Britannia Waves the Rules, Royal Exchange studio, review: A transfixing performance

A seaside sandpie is scattered across the stage with a single violent kick at the start of Gareth Farr’s scream-of-rage of a play Britannia Waves the Rules.
The sand becomes the beach at Blackpool and then the deadly desert of Afghanistan in the tale of a young man who leaves behind a dead-end life to join the Army in a terrible rite of passage.
It is a singular story. For the protagonist, Carl, is struggling still with the death of his mother five years before.
His morose emotionally-constipated father, and silent staring Uncle Charles, offer no help.
But Carl is an Everyman Trooper too in his progress from the embracing camaraderie of training to the merciless reality of war and the vortex of pain, frustration, anger and despair it induces in him.

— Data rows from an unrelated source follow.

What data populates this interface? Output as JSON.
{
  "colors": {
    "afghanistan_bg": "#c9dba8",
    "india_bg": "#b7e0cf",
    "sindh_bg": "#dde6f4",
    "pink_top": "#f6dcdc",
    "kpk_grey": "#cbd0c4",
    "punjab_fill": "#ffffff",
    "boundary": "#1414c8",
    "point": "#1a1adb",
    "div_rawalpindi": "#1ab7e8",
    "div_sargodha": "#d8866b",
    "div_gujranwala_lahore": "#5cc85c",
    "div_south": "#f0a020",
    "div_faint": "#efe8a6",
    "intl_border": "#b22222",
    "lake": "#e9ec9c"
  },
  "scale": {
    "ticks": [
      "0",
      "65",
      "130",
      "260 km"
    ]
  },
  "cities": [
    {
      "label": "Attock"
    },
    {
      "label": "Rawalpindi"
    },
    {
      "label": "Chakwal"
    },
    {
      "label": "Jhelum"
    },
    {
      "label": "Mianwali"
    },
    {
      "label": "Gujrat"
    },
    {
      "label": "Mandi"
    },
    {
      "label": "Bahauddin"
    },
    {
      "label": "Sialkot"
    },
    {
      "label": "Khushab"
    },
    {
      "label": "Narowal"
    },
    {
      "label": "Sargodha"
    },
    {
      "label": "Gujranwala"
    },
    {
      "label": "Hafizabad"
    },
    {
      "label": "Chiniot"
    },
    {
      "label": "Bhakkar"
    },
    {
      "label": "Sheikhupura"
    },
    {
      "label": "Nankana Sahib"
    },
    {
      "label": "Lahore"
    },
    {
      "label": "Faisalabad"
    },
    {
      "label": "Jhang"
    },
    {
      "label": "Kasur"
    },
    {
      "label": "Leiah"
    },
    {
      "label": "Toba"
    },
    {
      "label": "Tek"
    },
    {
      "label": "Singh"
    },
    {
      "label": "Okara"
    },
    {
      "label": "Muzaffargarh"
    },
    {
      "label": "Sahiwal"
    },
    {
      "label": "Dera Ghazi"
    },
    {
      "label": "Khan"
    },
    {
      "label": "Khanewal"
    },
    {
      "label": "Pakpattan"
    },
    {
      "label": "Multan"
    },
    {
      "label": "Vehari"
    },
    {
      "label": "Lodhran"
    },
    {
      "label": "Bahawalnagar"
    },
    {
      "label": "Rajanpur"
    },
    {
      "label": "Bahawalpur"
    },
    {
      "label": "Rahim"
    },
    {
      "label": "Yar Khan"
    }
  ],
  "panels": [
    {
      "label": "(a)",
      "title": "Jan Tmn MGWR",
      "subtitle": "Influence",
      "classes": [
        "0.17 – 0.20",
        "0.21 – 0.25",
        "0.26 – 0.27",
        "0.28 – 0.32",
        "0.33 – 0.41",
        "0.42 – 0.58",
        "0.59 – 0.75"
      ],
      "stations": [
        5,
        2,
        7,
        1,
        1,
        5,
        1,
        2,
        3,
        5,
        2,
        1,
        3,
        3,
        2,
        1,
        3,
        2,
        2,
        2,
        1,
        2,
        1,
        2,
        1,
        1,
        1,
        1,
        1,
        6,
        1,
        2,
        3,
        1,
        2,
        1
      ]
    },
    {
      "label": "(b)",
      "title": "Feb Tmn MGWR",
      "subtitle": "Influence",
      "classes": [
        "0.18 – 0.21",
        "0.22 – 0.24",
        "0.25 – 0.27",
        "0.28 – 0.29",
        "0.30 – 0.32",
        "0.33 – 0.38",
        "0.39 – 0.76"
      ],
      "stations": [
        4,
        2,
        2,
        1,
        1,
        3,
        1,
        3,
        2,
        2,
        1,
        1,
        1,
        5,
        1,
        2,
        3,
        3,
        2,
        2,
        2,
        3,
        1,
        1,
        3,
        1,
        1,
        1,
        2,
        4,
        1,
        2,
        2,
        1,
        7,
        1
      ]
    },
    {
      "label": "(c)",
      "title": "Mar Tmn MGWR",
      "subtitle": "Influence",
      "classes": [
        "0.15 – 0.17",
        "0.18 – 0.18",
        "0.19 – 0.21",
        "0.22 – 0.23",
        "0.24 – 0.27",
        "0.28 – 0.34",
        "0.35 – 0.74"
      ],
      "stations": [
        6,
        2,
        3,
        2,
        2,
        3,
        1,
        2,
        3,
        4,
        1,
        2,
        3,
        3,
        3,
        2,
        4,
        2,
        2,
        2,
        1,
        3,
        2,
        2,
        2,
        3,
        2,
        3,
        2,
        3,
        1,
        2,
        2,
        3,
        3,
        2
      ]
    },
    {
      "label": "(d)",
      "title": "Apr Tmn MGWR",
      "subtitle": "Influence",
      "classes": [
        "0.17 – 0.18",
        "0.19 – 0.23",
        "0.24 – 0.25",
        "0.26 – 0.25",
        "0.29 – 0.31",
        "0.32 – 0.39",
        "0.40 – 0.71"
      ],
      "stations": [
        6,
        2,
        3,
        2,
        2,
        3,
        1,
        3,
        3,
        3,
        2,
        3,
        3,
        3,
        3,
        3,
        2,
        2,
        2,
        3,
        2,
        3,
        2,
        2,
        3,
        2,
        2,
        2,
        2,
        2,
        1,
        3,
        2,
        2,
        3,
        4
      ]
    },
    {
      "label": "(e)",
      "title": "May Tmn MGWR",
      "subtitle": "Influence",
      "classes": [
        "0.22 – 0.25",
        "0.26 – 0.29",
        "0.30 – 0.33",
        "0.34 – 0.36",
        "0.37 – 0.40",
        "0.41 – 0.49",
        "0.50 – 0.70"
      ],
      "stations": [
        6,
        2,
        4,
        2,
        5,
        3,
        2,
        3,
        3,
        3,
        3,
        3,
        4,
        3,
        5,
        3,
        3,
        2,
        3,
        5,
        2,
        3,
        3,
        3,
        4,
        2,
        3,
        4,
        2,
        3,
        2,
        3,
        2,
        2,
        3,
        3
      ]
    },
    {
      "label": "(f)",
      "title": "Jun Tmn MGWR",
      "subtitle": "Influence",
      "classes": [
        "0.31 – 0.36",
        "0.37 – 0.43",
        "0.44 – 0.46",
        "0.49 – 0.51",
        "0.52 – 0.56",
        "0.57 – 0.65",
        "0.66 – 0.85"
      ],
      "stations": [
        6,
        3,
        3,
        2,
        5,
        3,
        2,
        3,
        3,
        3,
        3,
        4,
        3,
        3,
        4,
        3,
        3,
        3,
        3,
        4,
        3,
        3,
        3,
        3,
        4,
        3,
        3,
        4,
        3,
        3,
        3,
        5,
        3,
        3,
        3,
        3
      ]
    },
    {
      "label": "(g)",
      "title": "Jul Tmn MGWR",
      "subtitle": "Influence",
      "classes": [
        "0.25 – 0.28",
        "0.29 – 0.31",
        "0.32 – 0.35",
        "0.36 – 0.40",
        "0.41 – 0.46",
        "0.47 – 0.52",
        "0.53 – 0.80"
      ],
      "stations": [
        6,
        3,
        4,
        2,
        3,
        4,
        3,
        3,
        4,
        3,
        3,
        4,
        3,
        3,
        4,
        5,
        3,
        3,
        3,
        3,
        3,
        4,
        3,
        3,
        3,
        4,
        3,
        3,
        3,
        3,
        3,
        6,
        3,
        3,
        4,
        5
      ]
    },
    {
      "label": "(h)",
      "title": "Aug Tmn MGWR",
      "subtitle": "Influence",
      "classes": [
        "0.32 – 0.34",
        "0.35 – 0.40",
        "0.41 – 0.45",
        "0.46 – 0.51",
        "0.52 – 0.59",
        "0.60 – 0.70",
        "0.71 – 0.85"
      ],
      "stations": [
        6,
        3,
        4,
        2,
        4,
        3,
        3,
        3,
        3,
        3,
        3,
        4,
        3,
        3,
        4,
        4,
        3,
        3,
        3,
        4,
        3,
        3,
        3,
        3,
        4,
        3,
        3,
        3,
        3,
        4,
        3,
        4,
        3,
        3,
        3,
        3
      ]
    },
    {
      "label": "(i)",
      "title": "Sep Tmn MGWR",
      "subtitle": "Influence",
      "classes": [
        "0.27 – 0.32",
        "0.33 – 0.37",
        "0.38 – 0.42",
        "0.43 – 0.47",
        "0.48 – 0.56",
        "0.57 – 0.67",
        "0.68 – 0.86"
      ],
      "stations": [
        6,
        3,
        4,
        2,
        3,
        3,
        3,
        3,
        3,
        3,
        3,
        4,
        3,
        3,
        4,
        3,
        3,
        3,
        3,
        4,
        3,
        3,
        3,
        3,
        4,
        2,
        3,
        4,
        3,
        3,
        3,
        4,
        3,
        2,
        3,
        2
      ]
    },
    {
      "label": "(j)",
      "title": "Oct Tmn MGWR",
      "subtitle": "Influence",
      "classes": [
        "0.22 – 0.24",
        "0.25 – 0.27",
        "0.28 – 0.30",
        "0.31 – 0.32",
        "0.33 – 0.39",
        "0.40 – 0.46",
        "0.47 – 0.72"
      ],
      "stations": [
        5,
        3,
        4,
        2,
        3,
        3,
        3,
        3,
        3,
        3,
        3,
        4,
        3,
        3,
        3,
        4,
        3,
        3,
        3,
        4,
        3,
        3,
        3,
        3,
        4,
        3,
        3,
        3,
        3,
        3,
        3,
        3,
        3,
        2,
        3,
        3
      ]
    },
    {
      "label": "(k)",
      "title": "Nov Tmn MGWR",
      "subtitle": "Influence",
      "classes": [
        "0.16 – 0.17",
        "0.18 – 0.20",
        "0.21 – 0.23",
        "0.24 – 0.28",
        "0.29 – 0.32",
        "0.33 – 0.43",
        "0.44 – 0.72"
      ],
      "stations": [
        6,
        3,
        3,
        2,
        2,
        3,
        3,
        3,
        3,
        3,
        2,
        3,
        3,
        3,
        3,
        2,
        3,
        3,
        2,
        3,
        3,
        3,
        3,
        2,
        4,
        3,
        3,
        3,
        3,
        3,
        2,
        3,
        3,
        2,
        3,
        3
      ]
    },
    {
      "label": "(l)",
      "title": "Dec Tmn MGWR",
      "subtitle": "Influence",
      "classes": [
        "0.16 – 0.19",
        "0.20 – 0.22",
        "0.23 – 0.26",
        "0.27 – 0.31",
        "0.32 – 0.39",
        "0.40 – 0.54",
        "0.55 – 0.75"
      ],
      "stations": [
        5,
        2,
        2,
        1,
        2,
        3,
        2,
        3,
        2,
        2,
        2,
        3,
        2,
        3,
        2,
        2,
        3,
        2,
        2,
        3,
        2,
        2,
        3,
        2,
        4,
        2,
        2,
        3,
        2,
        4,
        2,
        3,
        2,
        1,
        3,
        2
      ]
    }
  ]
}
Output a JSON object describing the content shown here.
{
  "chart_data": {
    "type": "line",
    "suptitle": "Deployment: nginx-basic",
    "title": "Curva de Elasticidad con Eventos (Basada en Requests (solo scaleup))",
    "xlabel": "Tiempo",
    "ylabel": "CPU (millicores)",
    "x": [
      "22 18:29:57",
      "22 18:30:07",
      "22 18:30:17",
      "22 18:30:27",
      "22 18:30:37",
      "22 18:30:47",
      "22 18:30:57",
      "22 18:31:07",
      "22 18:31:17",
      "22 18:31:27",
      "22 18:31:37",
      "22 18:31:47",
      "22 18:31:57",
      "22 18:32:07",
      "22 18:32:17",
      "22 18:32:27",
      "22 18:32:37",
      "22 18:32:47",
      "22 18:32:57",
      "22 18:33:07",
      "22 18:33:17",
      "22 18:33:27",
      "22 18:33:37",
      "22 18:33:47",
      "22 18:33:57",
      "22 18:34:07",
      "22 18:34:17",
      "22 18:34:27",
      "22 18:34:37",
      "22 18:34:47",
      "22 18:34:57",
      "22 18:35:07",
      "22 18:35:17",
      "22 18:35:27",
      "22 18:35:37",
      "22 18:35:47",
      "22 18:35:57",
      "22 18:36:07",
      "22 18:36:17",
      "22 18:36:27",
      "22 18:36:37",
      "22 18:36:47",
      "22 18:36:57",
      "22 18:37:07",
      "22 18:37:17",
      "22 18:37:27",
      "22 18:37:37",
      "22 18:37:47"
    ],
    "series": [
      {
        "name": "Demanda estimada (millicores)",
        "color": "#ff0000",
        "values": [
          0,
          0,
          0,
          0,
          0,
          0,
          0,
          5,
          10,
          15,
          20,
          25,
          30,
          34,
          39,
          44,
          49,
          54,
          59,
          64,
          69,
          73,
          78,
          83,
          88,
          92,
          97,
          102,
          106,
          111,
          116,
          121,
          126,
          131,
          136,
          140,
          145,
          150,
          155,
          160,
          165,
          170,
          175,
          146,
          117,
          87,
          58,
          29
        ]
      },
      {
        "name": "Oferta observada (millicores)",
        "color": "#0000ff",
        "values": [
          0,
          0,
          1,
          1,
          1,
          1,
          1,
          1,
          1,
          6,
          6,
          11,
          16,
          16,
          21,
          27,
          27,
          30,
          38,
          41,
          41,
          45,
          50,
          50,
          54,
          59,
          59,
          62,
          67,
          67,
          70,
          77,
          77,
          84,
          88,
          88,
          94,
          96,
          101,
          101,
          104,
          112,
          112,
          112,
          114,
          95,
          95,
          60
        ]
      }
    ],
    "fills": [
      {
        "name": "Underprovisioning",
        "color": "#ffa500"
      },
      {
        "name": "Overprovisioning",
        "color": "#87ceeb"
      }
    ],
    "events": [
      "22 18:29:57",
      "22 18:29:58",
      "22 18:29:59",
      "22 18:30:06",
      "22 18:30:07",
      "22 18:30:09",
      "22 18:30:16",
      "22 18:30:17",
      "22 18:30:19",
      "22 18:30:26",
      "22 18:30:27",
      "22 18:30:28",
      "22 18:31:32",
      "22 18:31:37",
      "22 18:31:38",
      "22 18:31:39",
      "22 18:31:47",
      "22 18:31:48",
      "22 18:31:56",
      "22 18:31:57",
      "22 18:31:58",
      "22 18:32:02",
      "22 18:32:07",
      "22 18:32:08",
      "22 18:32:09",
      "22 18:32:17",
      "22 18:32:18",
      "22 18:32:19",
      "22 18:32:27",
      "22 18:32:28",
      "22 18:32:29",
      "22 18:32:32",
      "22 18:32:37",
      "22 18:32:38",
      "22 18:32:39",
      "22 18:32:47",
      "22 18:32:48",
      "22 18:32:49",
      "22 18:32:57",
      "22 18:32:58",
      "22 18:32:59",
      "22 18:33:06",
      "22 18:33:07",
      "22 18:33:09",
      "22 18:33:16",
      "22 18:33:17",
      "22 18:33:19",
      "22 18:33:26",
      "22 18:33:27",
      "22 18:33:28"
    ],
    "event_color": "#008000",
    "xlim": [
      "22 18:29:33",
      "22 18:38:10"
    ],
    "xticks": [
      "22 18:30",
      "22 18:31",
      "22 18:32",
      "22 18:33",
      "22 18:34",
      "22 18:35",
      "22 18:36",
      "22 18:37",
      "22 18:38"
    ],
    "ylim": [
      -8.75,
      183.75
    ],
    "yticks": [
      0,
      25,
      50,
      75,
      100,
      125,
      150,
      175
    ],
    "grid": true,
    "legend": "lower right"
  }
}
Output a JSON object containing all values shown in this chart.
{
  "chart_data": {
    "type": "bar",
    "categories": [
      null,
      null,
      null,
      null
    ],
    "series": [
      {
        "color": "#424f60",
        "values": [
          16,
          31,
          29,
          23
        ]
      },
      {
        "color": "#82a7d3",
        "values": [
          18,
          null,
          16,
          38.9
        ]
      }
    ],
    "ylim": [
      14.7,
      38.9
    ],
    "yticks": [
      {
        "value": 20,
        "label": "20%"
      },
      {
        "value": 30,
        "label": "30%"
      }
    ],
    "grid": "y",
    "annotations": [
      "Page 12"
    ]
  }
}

Dan Parr explodes across the stage as Carl in a performance of considerable subtlety. He has a beautiful conversational engagement with the audience. He is funny in his encounter with two pseudo-Manc drug-dealer brothers.
He seems artless in delivering the rap-style poetry he composes to give voice to his alienation. And he has extraordinary power when he repeatedly runs, straining literally at the leash of a bungee cord, as he seeks to control his spittle-flecked rage.
Director Nick Bagnall finely modulates a transfixing performance, with a strong supporting cast, which is en route to the Edinburgh Festival.